We, as a community, must take the rise in rightwing extremism seriously. We, as a parliament, must take the rise in rightwing extremism seriously and it is incumbent on the government – and especially the government – to take the rise in rightwing extremism seriously.
Lives depend on it, as the Christchurch massacre – which was perpetrated by an Australian – so tragically demonstrated and yet the Morrison government has not been taking rightwing extremism seriously. Not by a long shot.
In February of this year we had the immigration minister contradicting Asio and, without evidence, asserting that there had been no rise in rightwing extremism at all.

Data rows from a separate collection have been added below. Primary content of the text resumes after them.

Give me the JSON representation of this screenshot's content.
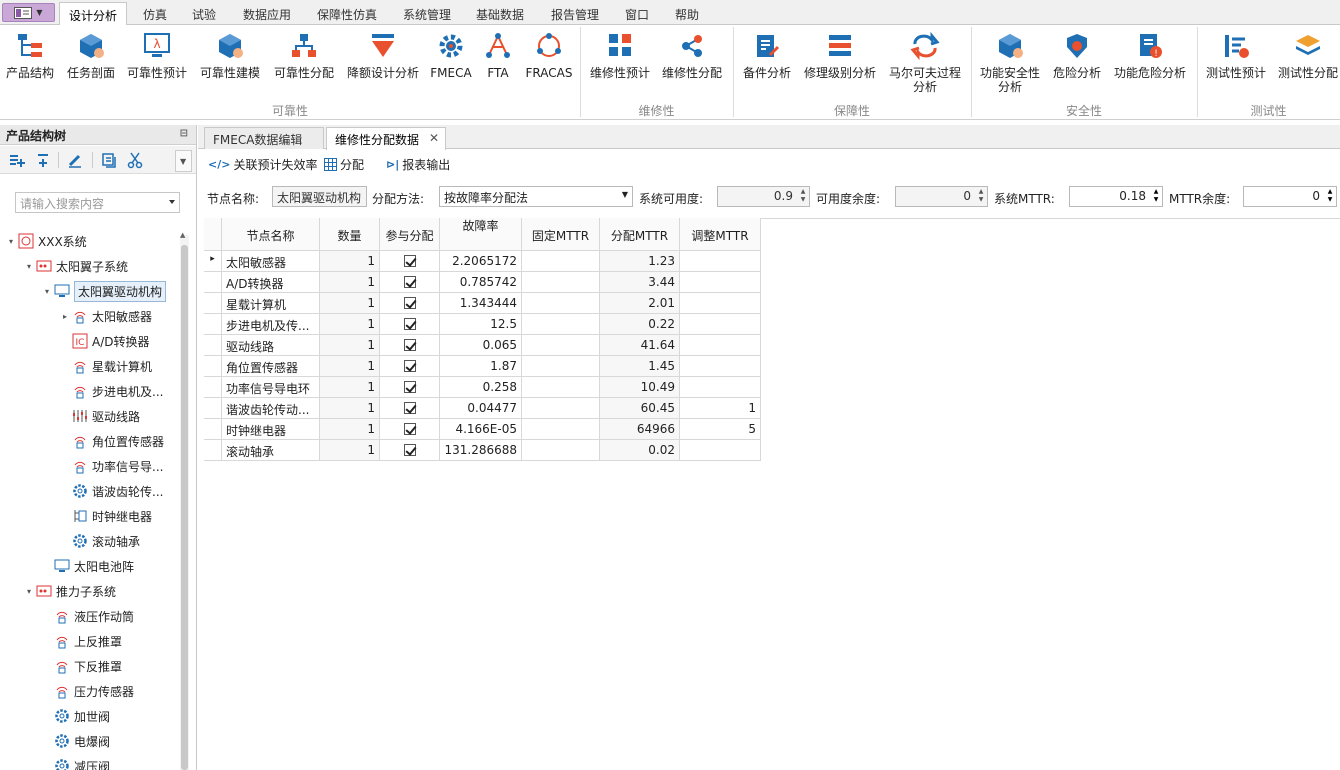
{
  "menubar": {
    "app_button_icon": "app-menu-icon",
    "tabs": [
      "设计分析",
      "仿真",
      "试验",
      "数据应用",
      "保障性仿真",
      "系统管理",
      "基础数据",
      "报告管理",
      "窗口",
      "帮助"
    ],
    "active_tab": "设计分析"
  },
  "ribbon": {
    "groups": [
      {
        "label": "可靠性",
        "buttons": [
          "产品结构",
          "任务剖面",
          "可靠性预计",
          "可靠性建模",
          "可靠性分配",
          "降额设计分析",
          "FMECA",
          "FTA",
          "FRACAS"
        ]
      },
      {
        "label": "维修性",
        "buttons": [
          "维修性预计",
          "维修性分配"
        ]
      },
      {
        "label": "保障性",
        "buttons": [
          "备件分析",
          "修理级别分析",
          "马尔可夫过程",
          "分析"
        ]
      },
      {
        "label": "安全性",
        "buttons": [
          "功能安全性",
          "分析",
          "危险分析",
          "功能危险分析"
        ]
      },
      {
        "label": "测试性",
        "buttons": [
          "测试性预计",
          "测试性分配"
        ]
      }
    ],
    "accent_color": "#1f6fb5",
    "warn_color": "#e8502e"
  },
  "left_panel": {
    "title": "产品结构树",
    "pin_icon": "pin-icon",
    "search_placeholder": "请输入搜索内容",
    "tree": [
      {
        "label": "XXX系统",
        "level": 0,
        "icon": "system-icon",
        "expanded": true
      },
      {
        "label": "太阳翼子系统",
        "level": 1,
        "icon": "subsystem-icon",
        "expanded": true
      },
      {
        "label": "太阳翼驱动机构",
        "level": 2,
        "icon": "monitor-icon",
        "expanded": true,
        "selected": true
      },
      {
        "label": "太阳敏感器",
        "level": 3,
        "icon": "sensor-icon",
        "collapsed": true
      },
      {
        "label": "A/D转换器",
        "level": 3,
        "icon": "ic-chip-icon"
      },
      {
        "label": "星载计算机",
        "level": 3,
        "icon": "sensor-icon"
      },
      {
        "label": "步进电机及...",
        "level": 3,
        "icon": "sensor-icon"
      },
      {
        "label": "驱动线路",
        "level": 3,
        "icon": "circuit-icon"
      },
      {
        "label": "角位置传感器",
        "level": 3,
        "icon": "sensor-icon"
      },
      {
        "label": "功率信号导...",
        "level": 3,
        "icon": "sensor-icon"
      },
      {
        "label": "谐波齿轮传...",
        "level": 3,
        "icon": "gear-icon"
      },
      {
        "label": "时钟继电器",
        "level": 3,
        "icon": "relay-icon"
      },
      {
        "label": "滚动轴承",
        "level": 3,
        "icon": "gear-icon"
      },
      {
        "label": "太阳电池阵",
        "level": 2,
        "icon": "monitor-icon"
      },
      {
        "label": "推力子系统",
        "level": 1,
        "icon": "subsystem-icon",
        "expanded": true
      },
      {
        "label": "液压作动筒",
        "level": 2,
        "icon": "sensor-icon"
      },
      {
        "label": "上反推罩",
        "level": 2,
        "icon": "sensor-icon"
      },
      {
        "label": "下反推罩",
        "level": 2,
        "icon": "sensor-icon"
      },
      {
        "label": "压力传感器",
        "level": 2,
        "icon": "sensor-icon"
      },
      {
        "label": "加世阀",
        "level": 2,
        "icon": "gear-icon"
      },
      {
        "label": "电爆阀",
        "level": 2,
        "icon": "gear-icon"
      },
      {
        "label": "减压阀",
        "level": 2,
        "icon": "gear-icon"
      }
    ]
  },
  "doc_tabs": [
    {
      "label": "FMECA数据编辑",
      "active": false
    },
    {
      "label": "维修性分配数据",
      "active": true,
      "close_icon": "close-icon"
    }
  ],
  "toolbar": {
    "link_label": "关联预计失效率",
    "assign_label": "分配",
    "export_label": "报表输出"
  },
  "form": {
    "node_label": "节点名称:",
    "node_value": "太阳翼驱动机构",
    "method_label": "分配方法:",
    "method_value": "按故障率分配法",
    "avail_label": "系统可用度:",
    "avail_value": "0.9",
    "avail_margin_label": "可用度余度:",
    "avail_margin_value": "0",
    "mttr_label": "系统MTTR:",
    "mttr_value": "0.18",
    "mttr_margin_label": "MTTR余度:",
    "mttr_margin_value": "0"
  },
  "grid": {
    "columns": [
      "节点名称",
      "数量",
      "参与分配",
      "故障率",
      "固定MTTR",
      "分配MTTR",
      "调整MTTR"
    ],
    "rows": [
      {
        "name": "太阳敏感器",
        "qty": "1",
        "participate": true,
        "failure_rate": "2.2065172",
        "fixed_mttr": "",
        "assigned_mttr": "1.23",
        "adjusted_mttr": "",
        "current": true
      },
      {
        "name": "A/D转换器",
        "qty": "1",
        "participate": true,
        "failure_rate": "0.785742",
        "fixed_mttr": "",
        "assigned_mttr": "3.44",
        "adjusted_mttr": ""
      },
      {
        "name": "星载计算机",
        "qty": "1",
        "participate": true,
        "failure_rate": "1.343444",
        "fixed_mttr": "",
        "assigned_mttr": "2.01",
        "adjusted_mttr": ""
      },
      {
        "name": "步进电机及传...",
        "qty": "1",
        "participate": true,
        "failure_rate": "12.5",
        "fixed_mttr": "",
        "assigned_mttr": "0.22",
        "adjusted_mttr": ""
      },
      {
        "name": "驱动线路",
        "qty": "1",
        "participate": true,
        "failure_rate": "0.065",
        "fixed_mttr": "",
        "assigned_mttr": "41.64",
        "adjusted_mttr": ""
      },
      {
        "name": "角位置传感器",
        "qty": "1",
        "participate": true,
        "failure_rate": "1.87",
        "fixed_mttr": "",
        "assigned_mttr": "1.45",
        "adjusted_mttr": ""
      },
      {
        "name": "功率信号导电环",
        "qty": "1",
        "participate": true,
        "failure_rate": "0.258",
        "fixed_mttr": "",
        "assigned_mttr": "10.49",
        "adjusted_mttr": ""
      },
      {
        "name": "谐波齿轮传动...",
        "qty": "1",
        "participate": true,
        "failure_rate": "0.04477",
        "fixed_mttr": "",
        "assigned_mttr": "60.45",
        "adjusted_mttr": "1"
      },
      {
        "name": "时钟继电器",
        "qty": "1",
        "participate": true,
        "failure_rate": "4.166E-05",
        "fixed_mttr": "",
        "assigned_mttr": "64966",
        "adjusted_mttr": "5"
      },
      {
        "name": "滚动轴承",
        "qty": "1",
        "participate": true,
        "failure_rate": "131.286688",
        "fixed_mttr": "",
        "assigned_mttr": "0.02",
        "adjusted_mttr": ""
      }
    ]
  }
}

In January of this year, following the extreme rightwing attack on the US Capital, the prime minister refused to condemn – or offer even the slightest criticism – of the outgoing US president Donald Trump for Mr Trump’s role in inciting the attack.
And worse – the prime minister of Australia refused to even comment on, let alone criticise, social media posts by members of his own party that peddled dangerous rightwing conspiracy theories about the attack on the US Capitol.

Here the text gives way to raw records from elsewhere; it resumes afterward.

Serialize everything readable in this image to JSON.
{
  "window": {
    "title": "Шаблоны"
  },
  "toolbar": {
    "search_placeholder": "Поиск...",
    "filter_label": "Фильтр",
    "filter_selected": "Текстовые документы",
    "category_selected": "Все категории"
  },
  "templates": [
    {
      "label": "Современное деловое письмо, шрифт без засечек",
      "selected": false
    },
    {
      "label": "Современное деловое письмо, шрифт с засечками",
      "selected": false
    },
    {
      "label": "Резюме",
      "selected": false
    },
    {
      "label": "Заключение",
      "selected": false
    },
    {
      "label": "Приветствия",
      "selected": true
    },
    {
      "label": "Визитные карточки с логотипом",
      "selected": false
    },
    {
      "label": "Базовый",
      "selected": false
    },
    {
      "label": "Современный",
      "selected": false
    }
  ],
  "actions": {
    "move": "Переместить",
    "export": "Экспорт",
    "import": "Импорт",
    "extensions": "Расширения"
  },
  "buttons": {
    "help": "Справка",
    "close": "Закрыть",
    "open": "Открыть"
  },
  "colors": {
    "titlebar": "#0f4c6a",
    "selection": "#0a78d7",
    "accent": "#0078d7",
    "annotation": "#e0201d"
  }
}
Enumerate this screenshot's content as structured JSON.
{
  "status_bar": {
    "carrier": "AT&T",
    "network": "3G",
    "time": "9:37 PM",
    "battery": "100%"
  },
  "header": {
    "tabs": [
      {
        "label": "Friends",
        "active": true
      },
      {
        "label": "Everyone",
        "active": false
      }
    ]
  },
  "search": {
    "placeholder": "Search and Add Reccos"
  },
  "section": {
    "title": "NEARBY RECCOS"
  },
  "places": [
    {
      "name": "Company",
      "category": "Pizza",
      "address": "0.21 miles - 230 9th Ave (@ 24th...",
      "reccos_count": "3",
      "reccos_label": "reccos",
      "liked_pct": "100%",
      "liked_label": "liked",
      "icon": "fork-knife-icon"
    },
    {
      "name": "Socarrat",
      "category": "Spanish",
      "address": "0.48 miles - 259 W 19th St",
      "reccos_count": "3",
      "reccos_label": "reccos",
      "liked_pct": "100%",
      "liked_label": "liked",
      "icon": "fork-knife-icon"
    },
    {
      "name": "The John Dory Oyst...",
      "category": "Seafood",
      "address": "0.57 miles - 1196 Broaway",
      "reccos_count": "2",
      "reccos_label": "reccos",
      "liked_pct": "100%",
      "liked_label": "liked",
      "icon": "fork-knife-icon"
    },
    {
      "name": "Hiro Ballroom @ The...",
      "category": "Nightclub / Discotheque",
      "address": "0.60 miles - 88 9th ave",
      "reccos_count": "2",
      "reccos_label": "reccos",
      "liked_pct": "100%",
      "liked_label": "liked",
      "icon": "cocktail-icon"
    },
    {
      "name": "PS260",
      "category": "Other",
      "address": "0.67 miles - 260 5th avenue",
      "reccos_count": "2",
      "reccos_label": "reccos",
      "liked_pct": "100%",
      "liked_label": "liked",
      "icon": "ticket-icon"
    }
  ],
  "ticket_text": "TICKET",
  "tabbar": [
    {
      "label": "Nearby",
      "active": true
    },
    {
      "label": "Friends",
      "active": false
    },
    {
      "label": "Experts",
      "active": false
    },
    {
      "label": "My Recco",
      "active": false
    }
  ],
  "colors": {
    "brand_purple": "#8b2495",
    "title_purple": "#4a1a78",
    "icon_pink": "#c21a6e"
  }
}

This is the same prime minister who is now refusing to answer questions about his relationship with a prominent Australian proponent of the dangerous far-right conspiracy theory QANon, Tim Stewart.
Let me be clear: this is not about who the prime minister is friends with – as my colleague, the member for McMahon, said in the House the other day, the prime minister is not accountable for the political views of his friends.

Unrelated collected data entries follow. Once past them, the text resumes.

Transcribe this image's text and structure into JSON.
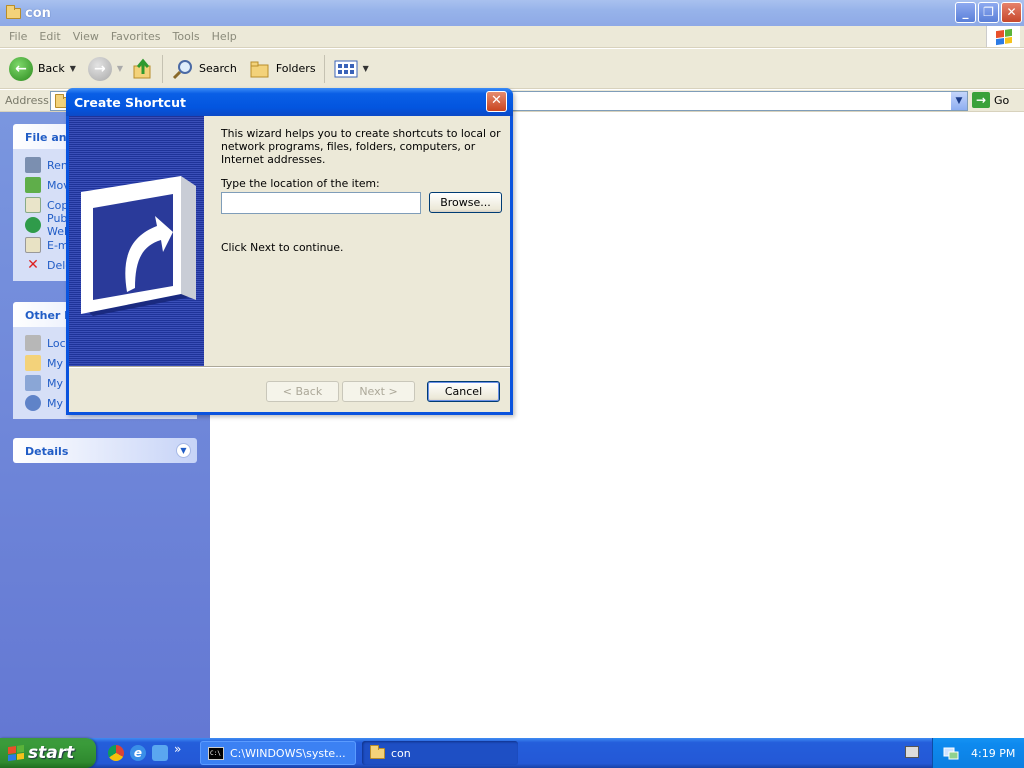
{
  "window": {
    "title": "con",
    "minimize": "_",
    "maximize": "❐",
    "close": "✕"
  },
  "menu": [
    "File",
    "Edit",
    "View",
    "Favorites",
    "Tools",
    "Help"
  ],
  "toolbar": {
    "back_label": "Back",
    "search_label": "Search",
    "folders_label": "Folders"
  },
  "address": {
    "label": "Address",
    "value": "",
    "go_label": "Go"
  },
  "left_pane": {
    "file_tasks_title": "File and Folder Tasks",
    "file_tasks": [
      "Rename this file",
      "Move this file",
      "Copy this file",
      "Publish this file to the Web",
      "E-mail this file",
      "Delete this file"
    ],
    "other_places_title": "Other Places",
    "other_places": [
      "Local Disk (C:)",
      "My Documents",
      "My Computer",
      "My Network Places"
    ],
    "details_title": "Details"
  },
  "dialog": {
    "title": "Create Shortcut",
    "close": "✕",
    "intro": "This wizard helps you to create shortcuts to local or network programs, files, folders, computers, or Internet addresses.",
    "location_label": "Type the location of the item:",
    "location_value": "",
    "browse_label": "Browse...",
    "next_note": "Click Next to continue.",
    "back_label": "< Back",
    "next_label": "Next >",
    "cancel_label": "Cancel"
  },
  "taskbar": {
    "start_label": "start",
    "more": "»",
    "tasks": [
      "C:\\WINDOWS\\syste...",
      "con"
    ],
    "cmd_icon_text": "C:\\",
    "clock": "4:19 PM"
  },
  "colors": {
    "xp_blue": "#0355df",
    "taskbar_blue": "#245edb",
    "start_green": "#3a9b3a",
    "pane_blue": "#6c86d9",
    "link_blue": "#215dc6"
  }
}
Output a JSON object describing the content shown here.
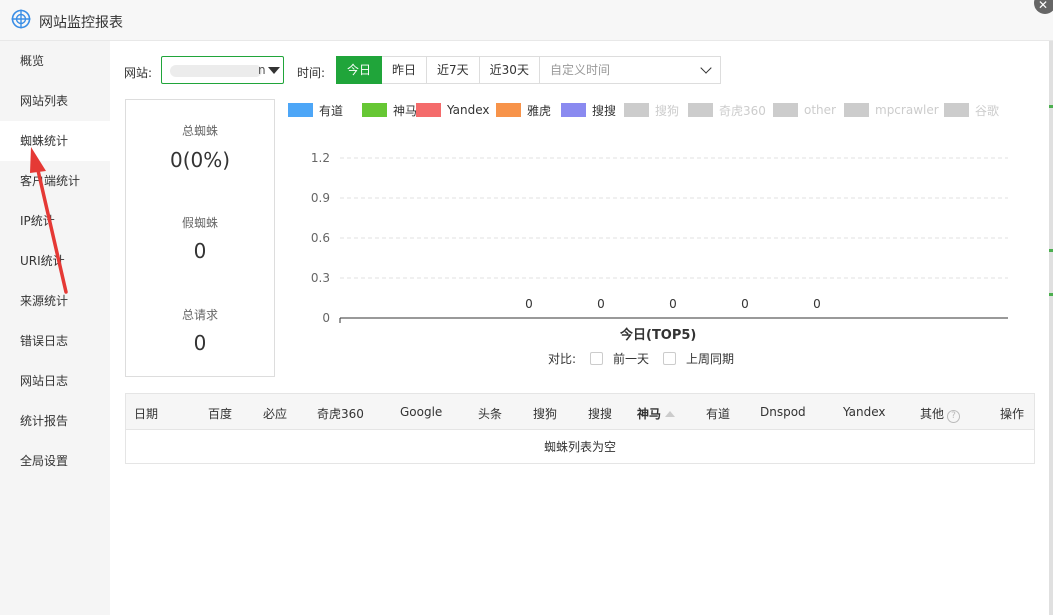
{
  "window": {
    "title": "网站监控报表"
  },
  "sidebar": {
    "items": [
      {
        "label": "概览"
      },
      {
        "label": "网站列表"
      },
      {
        "label": "蜘蛛统计"
      },
      {
        "label": "客户端统计"
      },
      {
        "label": "IP统计"
      },
      {
        "label": "URI统计"
      },
      {
        "label": "来源统计"
      },
      {
        "label": "错误日志"
      },
      {
        "label": "网站日志"
      },
      {
        "label": "统计报告"
      },
      {
        "label": "全局设置"
      }
    ],
    "active_index": 2
  },
  "toolbar": {
    "site_label": "网站:",
    "site_value_suffix": "n",
    "time_label": "时间:",
    "tabs": [
      "今日",
      "昨日",
      "近7天",
      "近30天"
    ],
    "active_tab": "今日",
    "custom_time_placeholder": "自定义时间"
  },
  "stats": {
    "total_spider_label": "总蜘蛛",
    "total_spider_value": "0(0%)",
    "fake_spider_label": "假蜘蛛",
    "fake_spider_value": "0",
    "total_requests_label": "总请求",
    "total_requests_value": "0"
  },
  "legend": [
    {
      "name": "有道",
      "color": "#4da6f7",
      "active": true
    },
    {
      "name": "神马",
      "color": "#66c734",
      "active": true
    },
    {
      "name": "Yandex",
      "color": "#f46b6b",
      "active": true
    },
    {
      "name": "雅虎",
      "color": "#f7934a",
      "active": true
    },
    {
      "name": "搜搜",
      "color": "#8a8af0",
      "active": true
    },
    {
      "name": "搜狗",
      "color": "#cccccc",
      "active": false
    },
    {
      "name": "奇虎360",
      "color": "#cccccc",
      "active": false
    },
    {
      "name": "other",
      "color": "#cccccc",
      "active": false
    },
    {
      "name": "mpcrawler",
      "color": "#cccccc",
      "active": false
    },
    {
      "name": "谷歌",
      "color": "#cccccc",
      "active": false
    }
  ],
  "chart_data": {
    "type": "bar",
    "title": "今日(TOP5)",
    "categories": [
      "",
      "",
      "",
      "",
      ""
    ],
    "values": [
      0,
      0,
      0,
      0,
      0
    ],
    "data_labels": [
      "0",
      "0",
      "0",
      "0",
      "0"
    ],
    "y_ticks": [
      "0",
      "0.3",
      "0.6",
      "0.9",
      "1.2"
    ],
    "ylim": [
      0,
      1.2
    ],
    "grid": true,
    "legend_position": "top"
  },
  "compare": {
    "label": "对比:",
    "options": [
      "前一天",
      "上周同期"
    ]
  },
  "table": {
    "columns": [
      "日期",
      "百度",
      "必应",
      "奇虎360",
      "Google",
      "头条",
      "搜狗",
      "搜搜",
      "神马",
      "有道",
      "Dnspod",
      "Yandex",
      "其他",
      "操作"
    ],
    "sorted_column": "神马",
    "empty_text": "蜘蛛列表为空"
  }
}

But when the prime minister allegedly gives a prominent proponent of far-right conspiracy theories – which the American FBI has labelled a domestic terrorism threat – access to Kirribilli House, that is a problem and there are legitimate questions to be asked and the prime minister must answer them.
Not least of all because, as we heard on Four Corners this week, Mr Stewart’s family has twice contacted the national security hotline to express concern about his behaviour.